Alone, the PIB industrial, relative to the total industry (industry and manufacturing, public utility industrial services and construction) should suffer a reduction of 0.17%, equivalent to a loss of R$2.2 billion at 2020 prices.

“This year, the industry employment The total should fall by 0.20%, equivalent to a loss of 33.9 thousand jobs in relation to the number of people employed between April and June 2021″.

In 2022, industrial GDP is expected to fall by 0.29%, and employment in the total industry sector is expected to decline by 0.30%, equivalent to 50.8 thousand jobs.

See the impact of the increase in energy prices on sectors of economic activity in the two years:

These impacts on GDP and on household consumption are explained through a chain effect logic, as pointed out by Marcelo Azevedo, manager of economic analysis at CNI.

“The increase in the cost of electricity results in a higher price for consumers. Part of them starts to consume imported products. This results in lower production in the country, with effects that spread throughout the supply chain, which also start producing less. With less production, the sectors tend to need a smaller amount of labor. Part of the workers are fired, reducing the families’ income”, he said.

“There are two effects, therefore, on consumption, which reduces with the fall in income and the rise in prices. This drop in consumption negatively affects all producing sectors”, said the economist.

Electricity bill will go up 18.8%

According to the CNI, the electricity bill should have an average increase of 18.80% in 2022, as a result of the water crisis. The value considers that the water scarcity tariff flag, which establishes an extra fee on the electricity bill of R$ 14.20 for every 100 kWh, and will be effective until April of next year.

CNI also estimates that the tariff flag has a weight of 13.23% in the total household electricity bill. “The total increase of 127.5% [em 2021] the tariff flag should reflect a 16.87% increase in household electricity bills compared to the initial value of the red flag level 2”, he calculates.

Robson Braga de Andrade, president of the CNI, affirms that, currently, 16 sector charges, taxes and fees are levied on the electricity tariff. According to him, these fees correspond to 47% of the total cost of the energy tariff.

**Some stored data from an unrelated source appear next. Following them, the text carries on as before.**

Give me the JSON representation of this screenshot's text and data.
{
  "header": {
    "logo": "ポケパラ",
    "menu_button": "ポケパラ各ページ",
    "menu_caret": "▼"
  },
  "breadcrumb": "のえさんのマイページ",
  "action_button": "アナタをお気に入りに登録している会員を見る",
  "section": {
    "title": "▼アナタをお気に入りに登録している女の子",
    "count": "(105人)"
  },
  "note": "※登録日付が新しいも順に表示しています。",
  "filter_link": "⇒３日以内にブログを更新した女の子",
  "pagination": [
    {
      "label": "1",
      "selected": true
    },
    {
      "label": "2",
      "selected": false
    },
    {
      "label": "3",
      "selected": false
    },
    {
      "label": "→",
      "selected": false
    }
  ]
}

“The high cost of taxes and sector charges and regulatory errors made the electricity paid by the industry one of the most expensive in the world, which worries us a lot, as electricity is one of the main inputs for the Brazilian industry. This increase in the cost of generating energy is passed on to consumers, with very negative impacts on the economy”, says Robson.

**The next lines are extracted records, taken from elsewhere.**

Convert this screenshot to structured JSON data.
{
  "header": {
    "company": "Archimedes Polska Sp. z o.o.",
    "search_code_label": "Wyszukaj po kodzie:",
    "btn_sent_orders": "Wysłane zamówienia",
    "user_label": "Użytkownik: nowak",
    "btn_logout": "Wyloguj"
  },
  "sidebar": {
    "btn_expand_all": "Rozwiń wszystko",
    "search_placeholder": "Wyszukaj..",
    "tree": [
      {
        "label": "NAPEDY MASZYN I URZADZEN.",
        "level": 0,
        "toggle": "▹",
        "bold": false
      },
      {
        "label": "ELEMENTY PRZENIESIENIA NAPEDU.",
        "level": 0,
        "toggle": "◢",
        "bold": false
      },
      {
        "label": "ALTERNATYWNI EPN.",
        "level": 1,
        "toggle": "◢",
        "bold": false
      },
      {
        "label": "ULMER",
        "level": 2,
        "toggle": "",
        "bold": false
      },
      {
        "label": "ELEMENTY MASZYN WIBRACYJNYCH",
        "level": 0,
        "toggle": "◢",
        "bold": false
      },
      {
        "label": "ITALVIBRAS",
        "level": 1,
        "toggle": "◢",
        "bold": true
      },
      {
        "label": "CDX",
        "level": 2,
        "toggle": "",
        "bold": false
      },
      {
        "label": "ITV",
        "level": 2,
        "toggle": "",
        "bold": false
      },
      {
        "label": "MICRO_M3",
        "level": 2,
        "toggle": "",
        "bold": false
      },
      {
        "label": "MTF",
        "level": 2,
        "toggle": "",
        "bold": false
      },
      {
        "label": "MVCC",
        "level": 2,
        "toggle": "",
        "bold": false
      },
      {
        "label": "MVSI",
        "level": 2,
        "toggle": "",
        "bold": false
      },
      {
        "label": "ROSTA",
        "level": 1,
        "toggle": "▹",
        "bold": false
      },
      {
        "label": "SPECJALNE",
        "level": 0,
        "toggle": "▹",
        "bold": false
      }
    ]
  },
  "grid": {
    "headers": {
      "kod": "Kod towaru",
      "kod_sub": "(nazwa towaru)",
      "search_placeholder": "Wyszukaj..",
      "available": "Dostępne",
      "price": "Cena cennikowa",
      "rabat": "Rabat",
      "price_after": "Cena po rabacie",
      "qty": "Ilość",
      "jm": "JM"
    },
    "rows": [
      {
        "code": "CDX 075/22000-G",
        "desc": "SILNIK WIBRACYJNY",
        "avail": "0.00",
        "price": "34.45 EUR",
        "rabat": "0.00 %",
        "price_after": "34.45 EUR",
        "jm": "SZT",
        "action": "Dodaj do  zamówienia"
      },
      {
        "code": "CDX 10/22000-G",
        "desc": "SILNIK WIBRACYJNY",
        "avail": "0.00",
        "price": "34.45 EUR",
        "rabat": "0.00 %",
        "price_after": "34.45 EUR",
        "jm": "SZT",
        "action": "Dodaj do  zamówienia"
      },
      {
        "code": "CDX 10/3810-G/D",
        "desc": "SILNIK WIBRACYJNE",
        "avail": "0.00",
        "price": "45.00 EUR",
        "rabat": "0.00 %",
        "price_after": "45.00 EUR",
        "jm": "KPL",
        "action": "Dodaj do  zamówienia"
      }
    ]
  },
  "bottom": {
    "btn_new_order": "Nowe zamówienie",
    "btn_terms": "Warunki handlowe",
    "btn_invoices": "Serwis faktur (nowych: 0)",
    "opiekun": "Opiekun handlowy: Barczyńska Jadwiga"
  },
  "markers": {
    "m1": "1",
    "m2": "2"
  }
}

Most affected industry sectors

The survey also pointed out that the industrial sectors most impacted by the energy tariff are: natural gas and other utilities; metallurgy; manufacture of parts and accessories for motor vehicles; pig iron production; iron garters; steel and steel pipes; manufacture of wood products; mining; textiles; pulp and paper, in addition to the electricity sector itself.

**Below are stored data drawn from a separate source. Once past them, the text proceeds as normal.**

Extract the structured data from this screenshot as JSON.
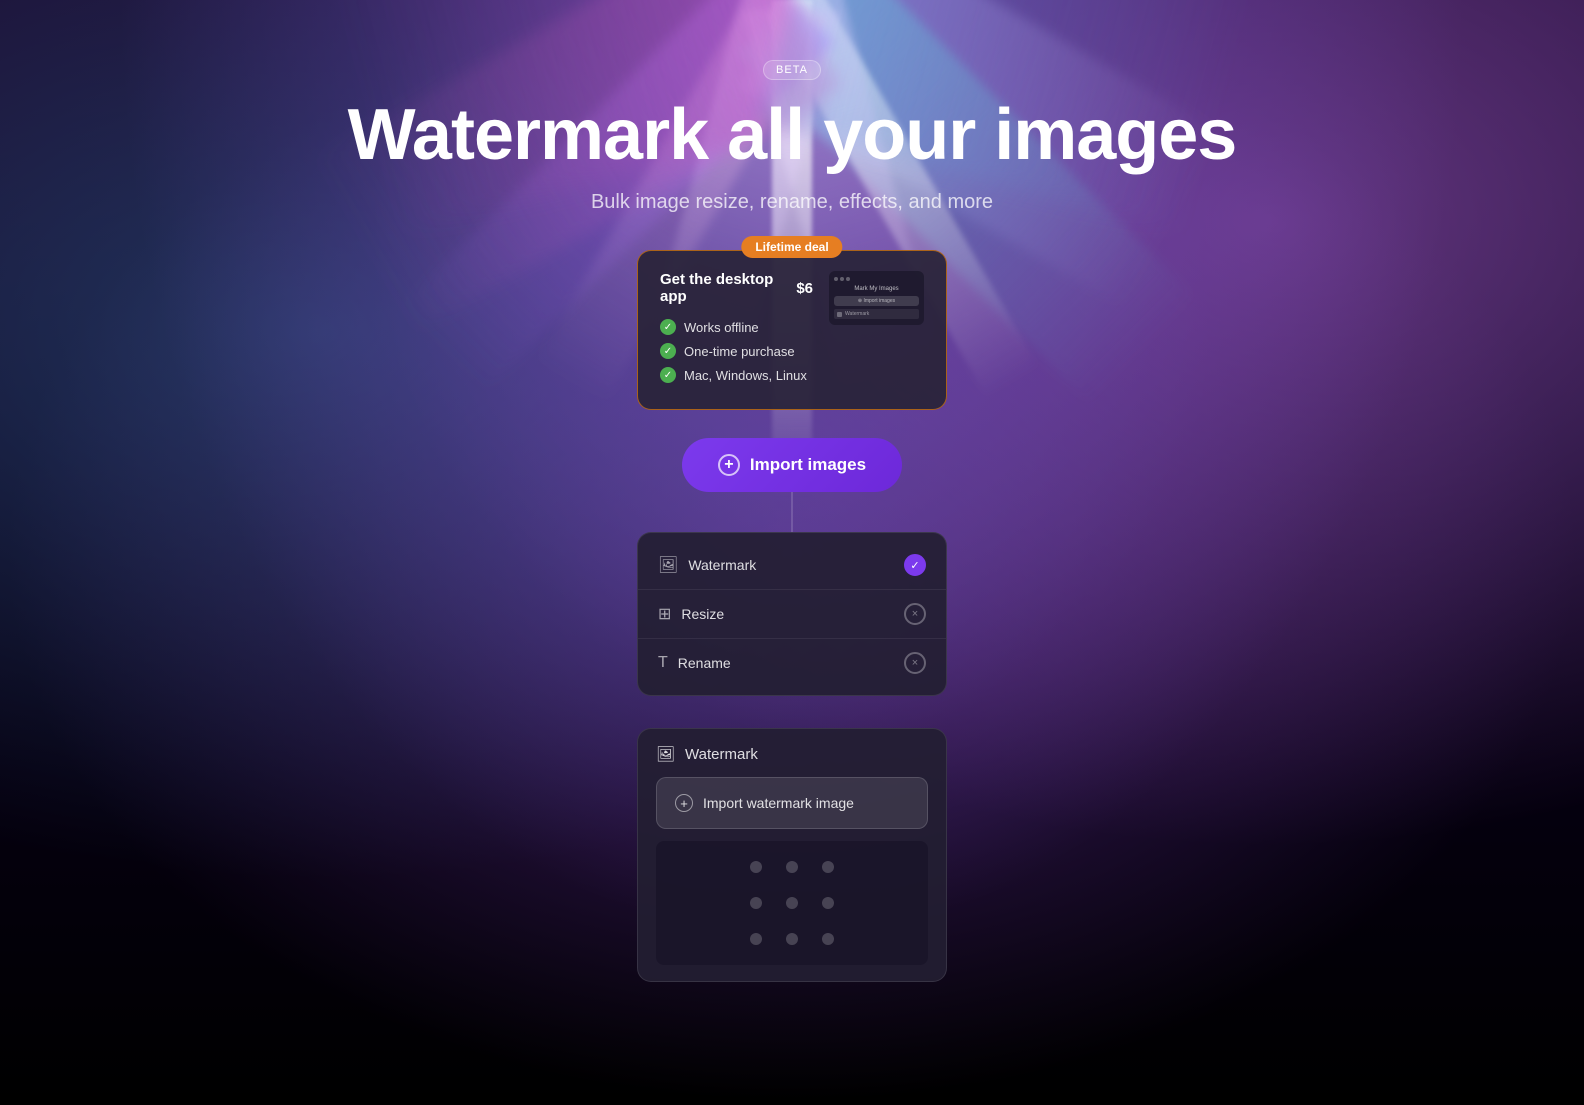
{
  "meta": {
    "beta_label": "BETA"
  },
  "hero": {
    "title": "Watermark all your images",
    "subtitle": "Bulk image resize, rename, effects, and more"
  },
  "app_card": {
    "lifetime_badge": "Lifetime deal",
    "title": "Get the desktop app",
    "price": "$6",
    "features": [
      "Works offline",
      "One-time purchase",
      "Mac, Windows, Linux"
    ],
    "preview": {
      "title": "Mark My Images",
      "button1": "⊕ Import images",
      "row1": "Watermark"
    }
  },
  "import_button": {
    "label": "Import images"
  },
  "options": {
    "items": [
      {
        "label": "Watermark",
        "state": "on"
      },
      {
        "label": "Resize",
        "state": "off"
      },
      {
        "label": "Rename",
        "state": "off"
      }
    ]
  },
  "watermark_section": {
    "title": "Watermark",
    "import_label": "Import watermark image",
    "position_label": "Position grid"
  },
  "icons": {
    "watermark": "🖼",
    "resize": "⊞",
    "rename": "T",
    "plus": "+",
    "check": "✓",
    "x": "×"
  }
}
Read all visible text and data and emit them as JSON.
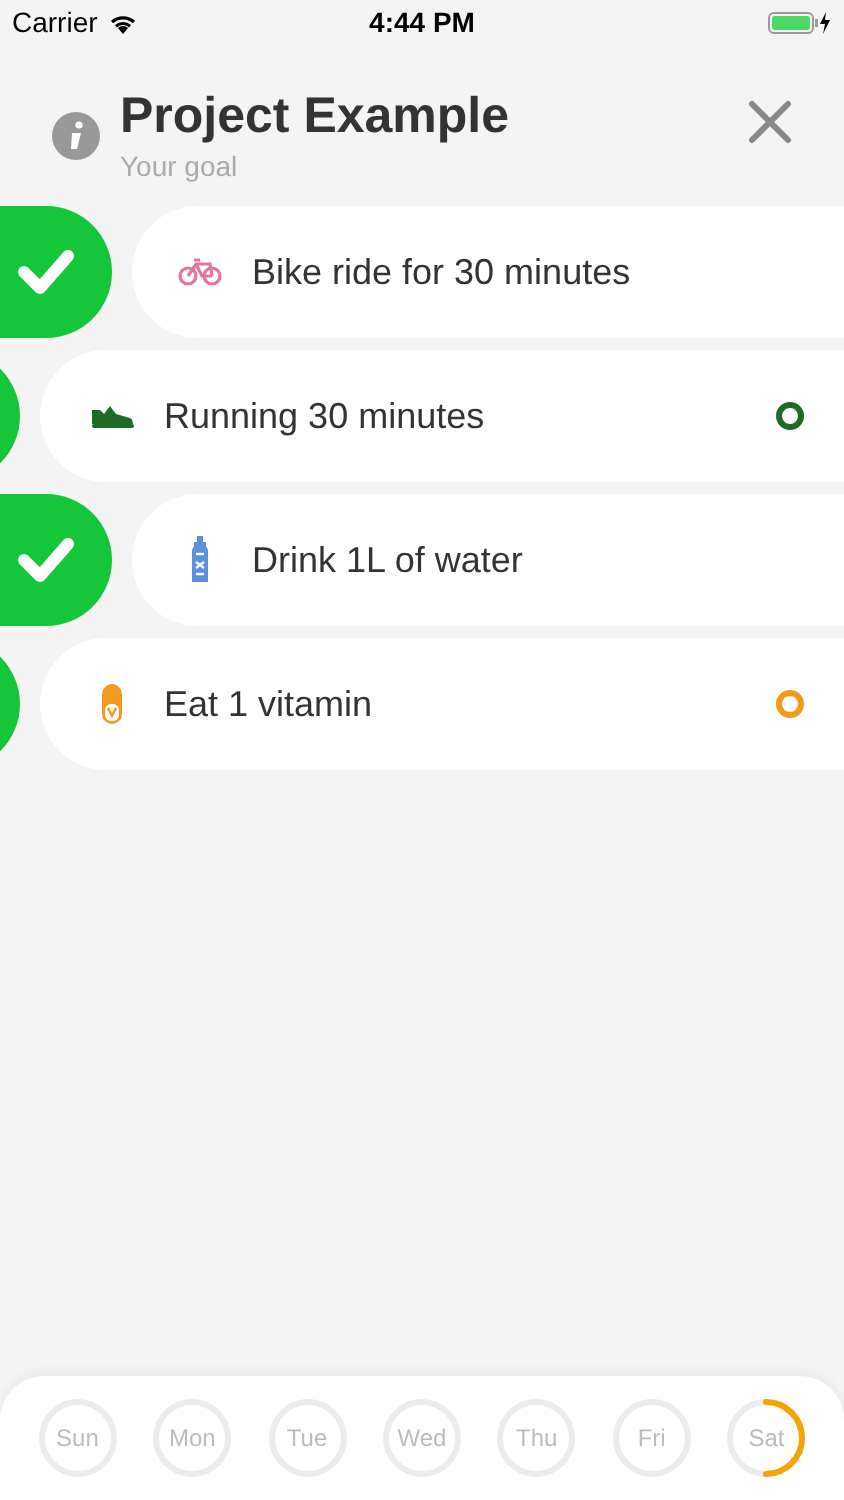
{
  "status_bar": {
    "carrier": "Carrier",
    "time": "4:44 PM"
  },
  "header": {
    "title": "Project Example",
    "subtitle": "Your goal"
  },
  "tasks": [
    {
      "kind": "bike",
      "label": "Bike ride for 30 minutes",
      "checked": true,
      "color": "#e5739a"
    },
    {
      "kind": "shoe",
      "label": "Running 30 minutes",
      "checked": false,
      "color": "#1f6b25"
    },
    {
      "kind": "bottle",
      "label": "Drink 1L of water",
      "checked": true,
      "color": "#5b8fe0"
    },
    {
      "kind": "pill",
      "label": "Eat 1 vitamin",
      "checked": false,
      "color": "#f29a1e"
    }
  ],
  "days": [
    {
      "label": "Sun"
    },
    {
      "label": "Mon"
    },
    {
      "label": "Tue"
    },
    {
      "label": "Wed"
    },
    {
      "label": "Thu"
    },
    {
      "label": "Fri"
    },
    {
      "label": "Sat",
      "level": 0.5
    }
  ]
}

CNI economist Maria Carolina Marques explains that the increase in energy prices does not affect all consumers equally. She says that “the sectorial impacts depend on price variation, intensity of energy consumption and whether the products manufactured by the sector are traded internationally”.

The confederation’s study disregards the consumption of self-generated energy to assess the impact of the increase in the cost of electricity and uses the IBGE national accounts as a basis for calibrating the computable general equilibrium model used. In total, 67 sectors of activity, 129 products, a trade margin, three transport margins, two origins (domestic and imported), a representative family, a level of government and an aggregated external sector were considered.